Defending the Back button
While Google could eliminate the Home button by replacing it with a swipe gesture, getting rid of the Back button will be more challenging. Some apps still don’t offer their own back buttons for exiting out of menus, and those that do tend to stick them in the upper-left corner, where they’re hard to reach on extra-large phones.
Besides, the Back button is a genuinely useful and defining feature of Android, despite its detractors. The main knock against the Back button is that it’s a form of “mystery meat” navigation. When you press it, you’re never quite sure if it’s going to take you back one menu layer, return you straight to the main menu of an app, or exit the app entirely.
This criticism, while fair, overlooks how useful the Back button can be. Press it while looking at a Facebook post, and you’ll go back to your feed. In Chrome, you’ll return to the last webpage. Press the back button from an email, and you’ll go back to the inbox. In a Spotify playlist, it sends you back to the app’s home screen. In the same way that the home button acts as “get out of jail free card” for exiting apps, the Back button is a universal, easily accessible way to exit menus within an app.

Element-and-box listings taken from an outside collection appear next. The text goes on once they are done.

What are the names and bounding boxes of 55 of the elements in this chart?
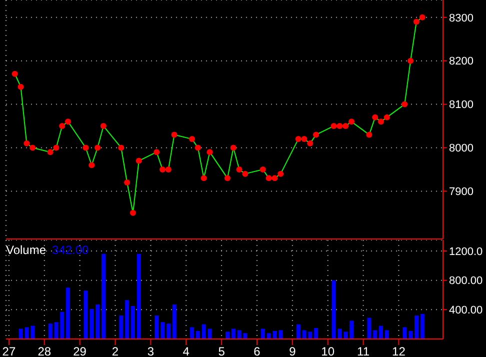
bar: [125, 300, 130, 339]
bar: [278, 330, 283, 339]
y-tick-label: 800.00: [449, 275, 483, 288]
bar: [60, 312, 64, 339]
bar: [202, 324, 206, 339]
chart-title: Volume: [6, 243, 46, 257]
bar: [30, 326, 35, 339]
bar: [131, 306, 136, 339]
x-tick-label: 28: [38, 344, 52, 357]
bar: [414, 316, 418, 339]
y-tick-label: 8100: [449, 99, 474, 112]
bar: [154, 316, 159, 339]
bar: [172, 304, 176, 339]
y-tick-label: 7900: [449, 186, 474, 198]
x-tick-label: 9: [289, 344, 296, 357]
x-tick-label: 27: [2, 344, 16, 357]
bar: [373, 330, 378, 339]
bar: [350, 320, 354, 339]
chart-subtitle: 342.00: [52, 243, 90, 257]
bar: [160, 322, 165, 339]
y-tick-label: 1200.0: [449, 246, 483, 258]
bar: [226, 332, 230, 339]
bar: [367, 318, 372, 339]
bar: [208, 328, 212, 339]
bar: [231, 328, 236, 339]
bar: [420, 314, 424, 339]
bar: [66, 288, 70, 339]
y-tick-label: 400.00: [449, 304, 483, 317]
x-tick-label: 5: [218, 344, 226, 357]
x-tick-label: 3: [147, 344, 154, 357]
bar: [260, 328, 265, 339]
bar: [344, 332, 348, 339]
x-tick-label: 2: [112, 344, 119, 357]
bar: [196, 330, 200, 339]
x-tick-label: 29: [73, 344, 87, 357]
bar: [136, 254, 141, 339]
bar: [96, 304, 100, 339]
bar: [190, 327, 194, 339]
bar: [314, 328, 318, 339]
x-tick-label: 4: [182, 344, 190, 357]
bar: [402, 327, 407, 339]
x-tick-label: 10: [321, 344, 335, 357]
y-tick-label: 8000: [449, 142, 474, 155]
bar: [379, 326, 384, 339]
bar: [296, 324, 300, 339]
bar: [408, 330, 413, 339]
bar: [119, 316, 124, 339]
x-tick-label: 12: [392, 344, 406, 357]
bar: [101, 254, 106, 339]
bar: [166, 324, 170, 339]
y-tick-label: 8300: [449, 12, 474, 24]
y-tick-label: 8200: [449, 56, 474, 68]
bar: [384, 330, 389, 339]
x-tick-label: 6: [254, 344, 261, 357]
x-tick-label: 11: [357, 344, 370, 357]
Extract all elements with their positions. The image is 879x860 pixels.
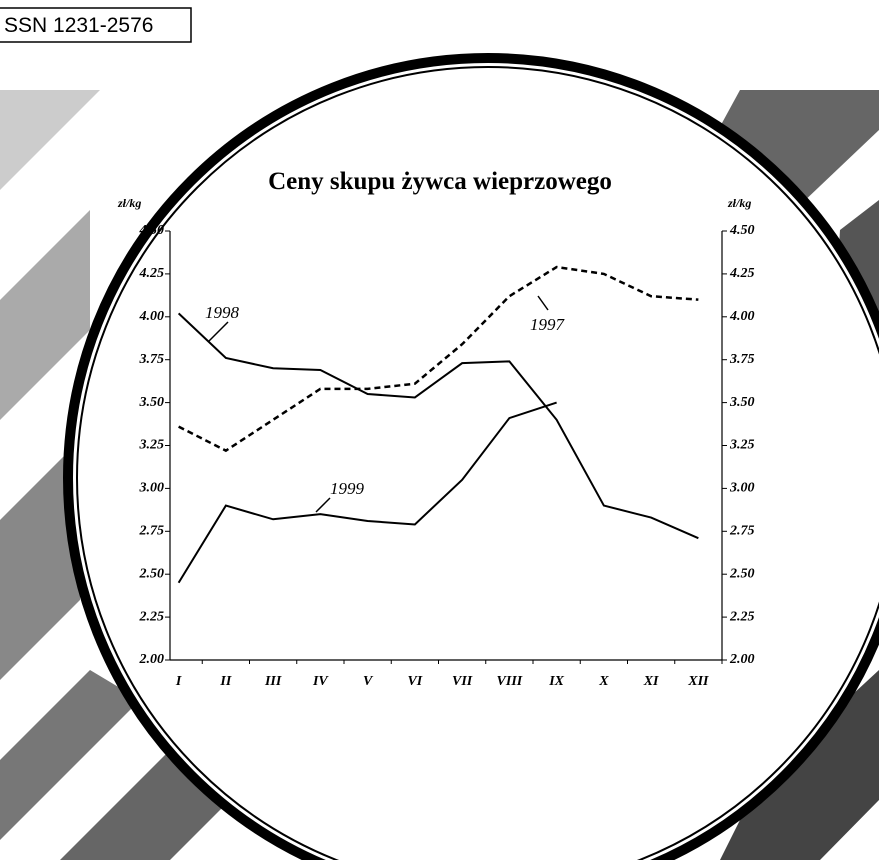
x-tick-label: XII (687, 674, 709, 689)
cover: SSN 1231-2576 Ceny skupu żywca wieprzowe… (0, 0, 879, 860)
y2-tick-label: 2.50 (729, 566, 755, 581)
y-tick-label: 2.75 (139, 524, 165, 539)
y2-tick-label: 2.00 (729, 652, 755, 667)
x-tick-label: IV (312, 674, 329, 689)
y2-tick-label: 4.50 (729, 223, 755, 238)
series-label: 1997 (530, 315, 566, 334)
y-tick-label: 4.00 (139, 309, 165, 324)
issn: SSN 1231-2576 (4, 14, 153, 37)
x-tick-label: XI (643, 674, 659, 689)
x-tick-label: VI (407, 674, 422, 689)
y-tick-label: 3.25 (139, 438, 165, 453)
series-label: 1998 (205, 303, 240, 322)
y-tick-label: 4.25 (139, 266, 165, 281)
y-tick-label: 2.25 (139, 609, 165, 624)
x-tick-label: VIII (497, 674, 523, 689)
y2-tick-label: 3.00 (729, 481, 755, 496)
y2-tick-label: 4.25 (729, 266, 755, 281)
series-label: 1999 (330, 479, 365, 498)
x-tick-label: IX (548, 674, 564, 689)
y-axis-unit: zł/kg (117, 196, 141, 210)
y-tick-label: 2.00 (139, 652, 165, 667)
y2-axis-unit: zł/kg (727, 196, 751, 210)
y2-tick-label: 3.75 (729, 352, 755, 367)
y-tick-label: 3.50 (139, 395, 165, 410)
x-tick-label: I (175, 674, 182, 689)
chart-title: Ceny skupu żywca wieprzowego (268, 168, 612, 195)
y2-tick-label: 2.25 (729, 609, 755, 624)
y-tick-label: 3.00 (139, 481, 165, 496)
x-tick-label: II (219, 674, 231, 689)
x-tick-label: III (264, 674, 282, 689)
y2-tick-label: 3.25 (729, 438, 755, 453)
y-tick-label: 4.50 (139, 223, 165, 238)
y2-tick-label: 4.00 (729, 309, 755, 324)
y-tick-label: 3.75 (139, 352, 165, 367)
x-tick-label: X (598, 674, 609, 689)
y-tick-label: 2.50 (139, 566, 165, 581)
y2-tick-label: 3.50 (729, 395, 755, 410)
y2-tick-label: 2.75 (729, 524, 755, 539)
x-tick-label: VII (452, 674, 473, 689)
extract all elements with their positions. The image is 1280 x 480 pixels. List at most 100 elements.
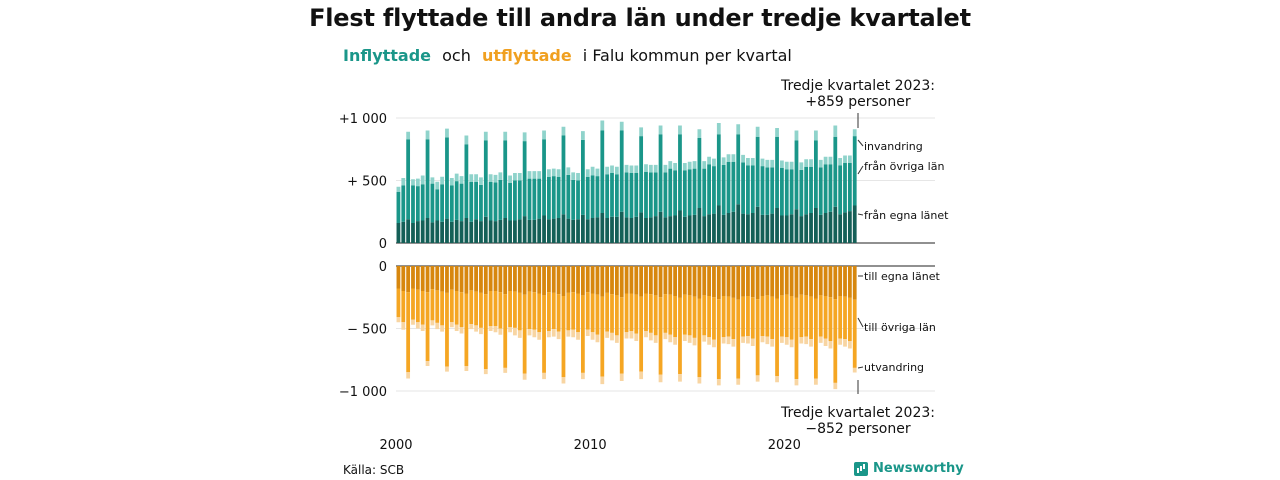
outflow-bar-segment <box>488 266 493 291</box>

To rid itself of the Back button, Google would have to replace it with something else, such as swiping from the left side of the screen. Yet this would surely trample on apps’ existing functionality. Many already use edge swipes to bring up their own menus. Because most Android phones don’t run the latest version of Google’s software, getting developers to rework their code for gesture navigation would be an arduous task.
All of which might explain why Android Pie’s gesture navigation is buried deep in the Settings menu for Pixel phones, and is not enabled by default. While not explicitly labeled as an experimental feature, it might as well be one.